Où sont-ils les chrétiens ?
Lors de la fête de la musique qui se déroulait, à Montfavet, sur la place de l’église, j’ai volontairement tardé à fermer les portes. De nombreux enfants jouaient sur la place, alors que les parents, attablés prenaient leur repas ou partageaient un verre, d’autres, autour de la scène, écoutaient le groupe de chant.
Lorsque je suis allé fermer les portes de l’église, au moment où j’entrai dans l’église qui était alors vide, un groupe d’enfant parcourait le lieu, prenant des photos pratiquement devant chaque chapelle, comme d’autres prendraient de clichés de leurs visites touristiques, mieux encore, ils étaient comme chez eux. C’est un fait, ces enfants découvraient cette église et l’appréciaient. Évidemment, je ne les ai pas mis dehors, et je patientais. D’autres sont venus, des parents les ont rejoint.
Un enfant me posa la question : « comment fait-on pour prier ? » La question pourrait paraitre anodine, mais elle ne l’est pas, à plus d’un titre. Tout d’abord, c’est rare – même si ce n’est pas inexistant – d’avoir des fidèles, réguliers ou non, qui posent cette question, soit parce qu’ils croient déjà savoir, soit parce que cela ne les intéresse pas, soit encore, parce que cela ne leur vient pas à l’idée. En outre, lorsque j’échangeai avec la maman, je compris que cette famille étrangère, et peut être réfugiée, n’était pas de culture occidentale, et - sans la méconnaître - n’était pas de religion chrétienne. J’ai commencé à répondre à la question de cet enfant, puis un autre est venu, d’autres encore ont suivi, ajoutant question sur question, avec une curiosité, une vivacité et un intérêt manifestes. L’autel, la croix, pourquoi cet homme est sur une croix ? pourquoi a-t-il était crucifié ? les statues, les tableaux, la décoration, les cierges, l’ancienneté du lieu… aucun détail ne leur a échappé.
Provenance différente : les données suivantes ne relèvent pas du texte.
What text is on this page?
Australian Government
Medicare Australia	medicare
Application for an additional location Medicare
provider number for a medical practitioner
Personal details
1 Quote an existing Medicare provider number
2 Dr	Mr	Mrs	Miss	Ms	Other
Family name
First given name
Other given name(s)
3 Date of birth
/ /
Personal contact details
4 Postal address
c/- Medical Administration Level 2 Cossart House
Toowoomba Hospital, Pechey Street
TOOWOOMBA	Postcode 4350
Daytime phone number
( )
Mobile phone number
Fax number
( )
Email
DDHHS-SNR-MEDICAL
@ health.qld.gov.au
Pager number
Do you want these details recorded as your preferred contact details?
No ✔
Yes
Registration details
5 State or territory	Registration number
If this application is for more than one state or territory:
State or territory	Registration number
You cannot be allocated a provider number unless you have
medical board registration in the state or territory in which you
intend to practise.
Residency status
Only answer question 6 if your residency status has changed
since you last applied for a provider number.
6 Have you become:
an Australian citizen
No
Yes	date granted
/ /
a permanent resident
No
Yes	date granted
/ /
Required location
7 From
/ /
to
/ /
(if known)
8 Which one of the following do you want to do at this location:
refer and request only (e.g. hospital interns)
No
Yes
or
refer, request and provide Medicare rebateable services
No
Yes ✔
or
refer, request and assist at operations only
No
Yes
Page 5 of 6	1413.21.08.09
Non seulement ils découvraient une réalité nouvelle, mais cette réalité était à leur portée, et quelqu’un était là, non seulement pour répondre à des questions pour satisfaire leur curiosité, mais par un témoin, qui pouvait aussi contribuer à éclairer leur cœur. Et les parents, plus ou moins proches de la vie de l’église, s’appuyant sur l’audace de leurs enfants, posaient à leur tour des questions. Ce fut l’occasion aussi, de prendre un rendez-vous pour le baptême de deux enfants, presqu’adolescents. Un autre voulait une bible.
La question d’une maman me déstabilisa : « pourquoi est-ce que personne ne prie dans ce lieu ? ». Bien sûr, je lui ai expliqué que l’église était ouverte chaque jour, que la messe était célébrée quotidiennement, que dans la journée des personnes venaient librement prier, comme en témoignent les cierges qui brûlent, qu’une personne, en ce moment même, était dans la chapelle de l’adoration en prière… Cela m’a troublé, parce qu’en effet, à ce moment-là dans l’église, visiblement, personne ne priait. Peut-être des fidèles étaient-ils à la fête de la musique, mais même le prêtre qui était dans l’église, n’était pas là pour prier… mais pour fermer les portes ! Par ailleurs, même si l’église est ouverte chaque jour, elle, elle ne la voyait pas ouverte, mais pensait qu’elle était toujours fermée. Et c’est un fait, il ne suffit pas de laisser les grilles et la porte ouvertes ! Cela m’a rappelé une question que j’ai entendu quelques fois « on a le droit d’entrer ? », en effet, certaines personnes, voient la porte de l’église ouverte, mais n’osent pas entrer, pensant qu’ils n’y ont pas droit.
Où sont-ils les chrétiens ? Ces questions, ces réflexions soulignent l’exigence du témoignage de la foi. Nous ne pouvons pas être des intermittents ou des consultants de la foi. Nous cherchons parfois bien loin, ceux qui sont - comme le dit le pape François - aux périphéries, mais ce soir-là, j’ai vu que les périphéries étaient venues dans l’église : le lieu était ouvert, à leur portée, ce n’était pas n’importe quel lieu, et quelqu’un était là. C’est un fait, je ne m’y attendais pas, mais ce fut une grâce et comme un encouragement. La soif du monde de connaître, de découvrir, de savoir, d’aimer, doit nourrir notre propre ferveur, notre fidélité, notre persévérance et nous conduire à avoir de l’audace dans le témoignage de notre foi, sans peur.